Bovens notes the limitations of labels to characterise potentially complex intervention approaches such as ‘nudge’ and ‘boost’. By themselves, labels do create a risk of oversimplification. However, they can also serve a crucial role in acting as a hook on which to hang a coherent and nuanced set of ideas and principles (e.g., Table 1 in Michie et al., Reference Michie, van Stralen and West2011; Hertwig and Grüne-Yanoff, Reference Hertwig and Grüne-Yanoff2017), and there is no doubt that they do inform policymakers’ choices. Nudging and boosting represent different emphases regarding intervention targets, views of human cognitive malleability and values. Labels are important in signalling these conceptual and ethical assumptions, guiding policy makers searching for potential policy solutions. Labels are linguistic tools that can improve communication, help define paths and crossroads for policy makers, and suggest what values are implied and strived for. Additionally, as labelling theorists have long recognised (e.g., Becker, Reference Becker1963), labels can have perverse effects on those who are labelled, creating the very phenomena they purport to describe. A major element in our critique of nudging during the corona pandemic was that in labelling the public as deficient it corroded trust, lowered the influence of health authorities and undermined adherence to COVID protections (Reicher and Bauld, Reference Reicher and Bauld2021).
Building better people
Bovens appears to doubt the idea that ‘building better people’ (p. 7) will lead to ‘better societies’. It is strange to be having to defend such an obvious truth but that can happen in academic debate where the wood gets lost for the trees. Such doubt must surely be limited to very specific domains of intervention since there is no doubt in general that education, training and life-long investments into competences are essential for civilisation and prosperity. Neither can there be any doubt that building devices and infrastructures that employ and develop our understanding and skills are highly effective in promoting more prosperous, better adapted societies.

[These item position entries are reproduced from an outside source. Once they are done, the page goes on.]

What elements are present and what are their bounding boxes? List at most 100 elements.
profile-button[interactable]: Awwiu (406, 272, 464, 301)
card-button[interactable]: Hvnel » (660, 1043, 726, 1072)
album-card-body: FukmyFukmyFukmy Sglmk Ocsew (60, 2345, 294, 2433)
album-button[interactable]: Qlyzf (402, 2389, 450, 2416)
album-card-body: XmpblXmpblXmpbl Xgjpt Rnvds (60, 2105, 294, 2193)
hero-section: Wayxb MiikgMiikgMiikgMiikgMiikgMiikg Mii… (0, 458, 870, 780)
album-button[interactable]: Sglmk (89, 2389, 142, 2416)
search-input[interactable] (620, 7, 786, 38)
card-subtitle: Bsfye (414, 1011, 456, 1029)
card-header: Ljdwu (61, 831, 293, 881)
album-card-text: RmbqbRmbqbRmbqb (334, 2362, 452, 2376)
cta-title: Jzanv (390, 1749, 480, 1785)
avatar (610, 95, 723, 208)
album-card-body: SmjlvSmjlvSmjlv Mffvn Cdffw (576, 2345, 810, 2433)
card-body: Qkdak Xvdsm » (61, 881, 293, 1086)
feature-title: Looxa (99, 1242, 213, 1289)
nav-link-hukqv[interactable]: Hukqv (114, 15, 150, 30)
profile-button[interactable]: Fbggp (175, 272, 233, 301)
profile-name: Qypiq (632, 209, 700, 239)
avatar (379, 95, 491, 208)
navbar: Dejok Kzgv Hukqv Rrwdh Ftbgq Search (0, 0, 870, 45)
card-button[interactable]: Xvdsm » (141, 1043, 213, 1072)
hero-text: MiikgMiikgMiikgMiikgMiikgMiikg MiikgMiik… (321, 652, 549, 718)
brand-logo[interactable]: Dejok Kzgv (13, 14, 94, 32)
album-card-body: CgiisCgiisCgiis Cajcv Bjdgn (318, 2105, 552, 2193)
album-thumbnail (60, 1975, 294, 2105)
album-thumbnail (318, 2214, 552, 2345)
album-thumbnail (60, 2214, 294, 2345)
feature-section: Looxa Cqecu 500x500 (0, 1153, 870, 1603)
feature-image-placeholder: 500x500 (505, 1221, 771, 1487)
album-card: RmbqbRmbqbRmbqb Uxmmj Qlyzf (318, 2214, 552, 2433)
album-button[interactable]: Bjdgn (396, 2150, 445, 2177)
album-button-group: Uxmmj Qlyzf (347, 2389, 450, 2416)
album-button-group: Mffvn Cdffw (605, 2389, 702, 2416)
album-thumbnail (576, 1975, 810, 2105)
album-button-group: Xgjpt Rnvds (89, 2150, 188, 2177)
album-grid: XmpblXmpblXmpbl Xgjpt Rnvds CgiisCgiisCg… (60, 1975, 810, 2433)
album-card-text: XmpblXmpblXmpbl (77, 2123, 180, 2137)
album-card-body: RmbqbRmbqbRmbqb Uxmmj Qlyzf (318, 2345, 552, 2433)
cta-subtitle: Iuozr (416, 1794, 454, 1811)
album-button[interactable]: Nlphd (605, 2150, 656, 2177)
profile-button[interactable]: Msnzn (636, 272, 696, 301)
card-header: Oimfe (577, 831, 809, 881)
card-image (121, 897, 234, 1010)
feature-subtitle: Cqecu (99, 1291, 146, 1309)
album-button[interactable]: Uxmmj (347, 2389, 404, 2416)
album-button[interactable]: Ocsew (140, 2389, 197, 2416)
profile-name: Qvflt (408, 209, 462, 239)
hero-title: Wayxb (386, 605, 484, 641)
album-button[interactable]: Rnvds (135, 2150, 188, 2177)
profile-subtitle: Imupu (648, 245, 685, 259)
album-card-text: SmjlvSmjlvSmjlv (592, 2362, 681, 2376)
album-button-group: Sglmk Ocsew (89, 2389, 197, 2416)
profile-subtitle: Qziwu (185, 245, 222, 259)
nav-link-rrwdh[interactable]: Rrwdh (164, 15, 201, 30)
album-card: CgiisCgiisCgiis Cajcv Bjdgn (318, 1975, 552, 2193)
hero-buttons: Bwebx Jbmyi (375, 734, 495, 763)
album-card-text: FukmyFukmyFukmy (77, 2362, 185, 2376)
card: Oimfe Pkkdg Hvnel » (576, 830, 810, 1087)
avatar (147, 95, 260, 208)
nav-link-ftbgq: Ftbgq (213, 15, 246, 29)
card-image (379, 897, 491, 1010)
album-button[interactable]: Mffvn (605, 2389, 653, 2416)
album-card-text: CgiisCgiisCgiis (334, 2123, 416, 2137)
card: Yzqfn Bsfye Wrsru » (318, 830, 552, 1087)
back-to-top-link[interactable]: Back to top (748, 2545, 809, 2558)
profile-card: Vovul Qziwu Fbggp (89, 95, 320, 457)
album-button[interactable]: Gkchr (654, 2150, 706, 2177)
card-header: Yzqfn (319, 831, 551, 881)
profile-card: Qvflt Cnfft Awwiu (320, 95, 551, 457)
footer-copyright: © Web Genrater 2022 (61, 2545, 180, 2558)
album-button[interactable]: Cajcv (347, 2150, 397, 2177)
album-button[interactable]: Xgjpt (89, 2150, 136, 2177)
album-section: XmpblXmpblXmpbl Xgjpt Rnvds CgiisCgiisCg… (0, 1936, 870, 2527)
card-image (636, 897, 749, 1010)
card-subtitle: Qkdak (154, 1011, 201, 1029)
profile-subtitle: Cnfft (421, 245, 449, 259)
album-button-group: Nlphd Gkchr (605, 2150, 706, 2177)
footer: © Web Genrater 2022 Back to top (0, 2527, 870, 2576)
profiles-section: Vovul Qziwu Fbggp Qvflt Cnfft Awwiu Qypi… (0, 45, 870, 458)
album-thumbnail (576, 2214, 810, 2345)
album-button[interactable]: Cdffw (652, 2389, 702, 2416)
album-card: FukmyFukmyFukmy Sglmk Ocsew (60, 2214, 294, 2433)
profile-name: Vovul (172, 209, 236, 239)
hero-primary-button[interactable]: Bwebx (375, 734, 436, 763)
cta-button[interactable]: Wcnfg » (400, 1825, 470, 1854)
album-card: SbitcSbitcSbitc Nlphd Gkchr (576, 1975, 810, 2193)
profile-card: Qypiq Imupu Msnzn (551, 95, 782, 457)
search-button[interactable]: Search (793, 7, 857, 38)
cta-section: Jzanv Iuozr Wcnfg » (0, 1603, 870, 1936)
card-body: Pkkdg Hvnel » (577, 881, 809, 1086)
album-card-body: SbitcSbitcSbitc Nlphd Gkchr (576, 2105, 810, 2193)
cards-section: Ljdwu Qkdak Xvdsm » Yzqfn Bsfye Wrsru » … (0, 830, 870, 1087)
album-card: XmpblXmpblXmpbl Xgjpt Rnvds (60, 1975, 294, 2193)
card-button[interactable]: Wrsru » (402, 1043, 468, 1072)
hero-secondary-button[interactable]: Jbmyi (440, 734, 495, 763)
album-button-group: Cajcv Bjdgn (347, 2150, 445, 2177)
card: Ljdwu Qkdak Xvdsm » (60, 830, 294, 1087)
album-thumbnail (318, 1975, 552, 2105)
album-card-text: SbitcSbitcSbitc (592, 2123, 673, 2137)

Certainly, when it comes to combating unhealthy behaviours, promoting environmental sustainability, having an effective workforce, participating in an increasingly digital world or preparing for climate adaptation (Lutz et al., Reference Lutz, Muttarak and Striessnig2014), it would be perverse to argue that this could be done without educating, training and communicating in a respectful and transparent way (Kerr et al., Reference Kerr, Schneider, Freeman, Marteau and van der Linden2022).